There may be a point in time where you need outside assistance for the person in your care. Resources for anything from in-home help to a residential care facility to emotional support groups are available.

Caregiver Resources

Most people want to stay in their communities and live in their homes as long as possible. Communities and states offer different services. This page offers ideas to get you started finding support in your area.

Finding Local Resources

Federal and States Programs (Other than Medicaid): Many communities have programs to assist people with Alzheimer's disease in a number of different ways. One of the best ways to determine what government assistance is available is to contact your local Area Agency on Aging.
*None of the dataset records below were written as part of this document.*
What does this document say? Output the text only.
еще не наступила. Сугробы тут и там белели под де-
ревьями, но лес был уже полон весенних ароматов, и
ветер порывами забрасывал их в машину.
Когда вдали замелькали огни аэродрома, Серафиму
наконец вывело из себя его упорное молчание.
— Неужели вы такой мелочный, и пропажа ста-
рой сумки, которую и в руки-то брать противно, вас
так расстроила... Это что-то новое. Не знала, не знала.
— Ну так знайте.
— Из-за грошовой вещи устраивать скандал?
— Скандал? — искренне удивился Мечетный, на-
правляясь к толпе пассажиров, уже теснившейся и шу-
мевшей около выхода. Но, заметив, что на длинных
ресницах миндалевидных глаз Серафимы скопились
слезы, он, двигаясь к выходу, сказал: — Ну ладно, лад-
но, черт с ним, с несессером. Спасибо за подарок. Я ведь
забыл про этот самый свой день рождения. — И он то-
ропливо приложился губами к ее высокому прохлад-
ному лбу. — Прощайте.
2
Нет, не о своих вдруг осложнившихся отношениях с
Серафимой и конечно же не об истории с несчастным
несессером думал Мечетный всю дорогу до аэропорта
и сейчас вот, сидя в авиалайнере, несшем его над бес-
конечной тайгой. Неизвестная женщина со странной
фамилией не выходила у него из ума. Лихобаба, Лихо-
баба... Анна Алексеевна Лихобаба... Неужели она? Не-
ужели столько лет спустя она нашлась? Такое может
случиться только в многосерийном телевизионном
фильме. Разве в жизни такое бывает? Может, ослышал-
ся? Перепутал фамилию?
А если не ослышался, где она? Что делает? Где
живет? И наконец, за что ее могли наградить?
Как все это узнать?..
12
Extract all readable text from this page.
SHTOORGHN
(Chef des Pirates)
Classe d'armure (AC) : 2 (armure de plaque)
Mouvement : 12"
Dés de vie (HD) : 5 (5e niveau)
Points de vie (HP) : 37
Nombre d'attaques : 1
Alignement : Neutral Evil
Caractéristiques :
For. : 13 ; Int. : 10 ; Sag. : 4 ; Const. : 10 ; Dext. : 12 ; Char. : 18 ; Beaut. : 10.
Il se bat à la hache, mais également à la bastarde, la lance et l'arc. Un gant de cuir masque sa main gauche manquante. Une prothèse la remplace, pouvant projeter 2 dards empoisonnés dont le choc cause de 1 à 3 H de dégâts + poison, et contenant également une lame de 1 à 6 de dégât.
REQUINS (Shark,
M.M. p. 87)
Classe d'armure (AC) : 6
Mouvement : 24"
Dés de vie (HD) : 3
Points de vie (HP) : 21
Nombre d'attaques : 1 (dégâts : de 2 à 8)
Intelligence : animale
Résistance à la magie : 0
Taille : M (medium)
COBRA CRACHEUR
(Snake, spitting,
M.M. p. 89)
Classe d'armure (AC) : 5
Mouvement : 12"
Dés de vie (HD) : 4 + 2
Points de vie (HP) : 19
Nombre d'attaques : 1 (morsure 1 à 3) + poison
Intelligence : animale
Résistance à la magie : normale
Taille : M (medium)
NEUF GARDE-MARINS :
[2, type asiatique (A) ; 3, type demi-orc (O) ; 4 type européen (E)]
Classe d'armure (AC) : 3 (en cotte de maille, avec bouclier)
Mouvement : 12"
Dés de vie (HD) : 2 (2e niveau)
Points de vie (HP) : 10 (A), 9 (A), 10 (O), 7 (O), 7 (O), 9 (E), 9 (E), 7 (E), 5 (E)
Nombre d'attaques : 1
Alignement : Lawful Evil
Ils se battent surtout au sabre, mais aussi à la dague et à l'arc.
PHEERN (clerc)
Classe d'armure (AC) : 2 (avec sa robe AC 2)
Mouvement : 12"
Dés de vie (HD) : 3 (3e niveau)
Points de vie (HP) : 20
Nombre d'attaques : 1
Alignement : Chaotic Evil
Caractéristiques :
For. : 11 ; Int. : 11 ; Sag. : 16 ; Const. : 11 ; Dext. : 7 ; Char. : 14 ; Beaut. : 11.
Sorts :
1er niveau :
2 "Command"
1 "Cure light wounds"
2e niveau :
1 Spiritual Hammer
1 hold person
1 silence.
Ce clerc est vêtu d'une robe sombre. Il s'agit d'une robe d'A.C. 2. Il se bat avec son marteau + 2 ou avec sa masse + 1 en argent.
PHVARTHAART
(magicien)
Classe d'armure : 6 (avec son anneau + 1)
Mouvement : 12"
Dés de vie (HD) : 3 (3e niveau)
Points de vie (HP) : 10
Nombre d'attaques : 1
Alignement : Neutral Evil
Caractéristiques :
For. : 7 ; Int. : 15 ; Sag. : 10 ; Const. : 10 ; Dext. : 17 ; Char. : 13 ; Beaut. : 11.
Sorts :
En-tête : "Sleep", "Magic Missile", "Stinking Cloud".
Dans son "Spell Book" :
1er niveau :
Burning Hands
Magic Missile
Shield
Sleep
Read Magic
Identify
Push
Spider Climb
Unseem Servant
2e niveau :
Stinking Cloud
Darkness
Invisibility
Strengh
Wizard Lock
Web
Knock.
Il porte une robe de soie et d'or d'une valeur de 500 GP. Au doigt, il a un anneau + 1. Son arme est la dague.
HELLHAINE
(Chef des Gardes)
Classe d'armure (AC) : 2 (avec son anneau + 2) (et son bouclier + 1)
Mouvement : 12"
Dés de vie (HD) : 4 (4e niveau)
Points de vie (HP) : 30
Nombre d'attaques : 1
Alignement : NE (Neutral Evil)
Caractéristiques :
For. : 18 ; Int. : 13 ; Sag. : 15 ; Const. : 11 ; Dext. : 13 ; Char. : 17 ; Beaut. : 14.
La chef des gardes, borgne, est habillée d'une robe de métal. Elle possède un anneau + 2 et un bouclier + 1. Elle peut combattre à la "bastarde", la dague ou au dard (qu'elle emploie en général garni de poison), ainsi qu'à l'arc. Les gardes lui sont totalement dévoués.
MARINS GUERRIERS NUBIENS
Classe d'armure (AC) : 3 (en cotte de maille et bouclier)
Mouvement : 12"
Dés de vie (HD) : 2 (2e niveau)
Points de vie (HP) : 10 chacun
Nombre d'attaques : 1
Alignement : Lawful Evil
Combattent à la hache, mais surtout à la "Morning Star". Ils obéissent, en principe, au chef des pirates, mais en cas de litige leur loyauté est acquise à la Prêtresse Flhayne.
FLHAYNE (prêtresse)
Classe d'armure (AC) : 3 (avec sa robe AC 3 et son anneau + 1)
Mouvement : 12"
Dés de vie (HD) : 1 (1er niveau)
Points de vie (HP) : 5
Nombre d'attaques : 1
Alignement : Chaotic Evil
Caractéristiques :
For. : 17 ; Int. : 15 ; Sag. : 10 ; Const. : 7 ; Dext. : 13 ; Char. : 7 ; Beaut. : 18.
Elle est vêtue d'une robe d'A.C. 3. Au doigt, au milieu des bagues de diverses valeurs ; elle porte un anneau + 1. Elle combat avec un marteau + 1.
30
The local Area Agency on Aging may be able to connect you with services such as Meals on Wheels, transportation services to help get to doctors' appointments, or support groups for people with Alzheimer's and their caregivers, and other home care programs. These resources are particularly important if you choose to remain in your home.

Counseling and Support

Getting information and counseling from reliable sources, such as community organizations and support groups, can help both people with Alzheimer's and family members adjust to the challenges of the disease and reduce stress.

Counseling can help you understand how a person with Alzheimer's is changing, and help you figure out how to deal with those changes. By learning some tips from people who have experience with this disease, caregivers can be better prepared and less stressed as new challenges come up.

Support groups can connect you with people who are facing similar circumstances. Participating in groups or talking with someone on the phone can help reduce feelings of isolation.

Finding the right counseling for you and the person you are taking care of is an important piece of the care and treatment puzzle.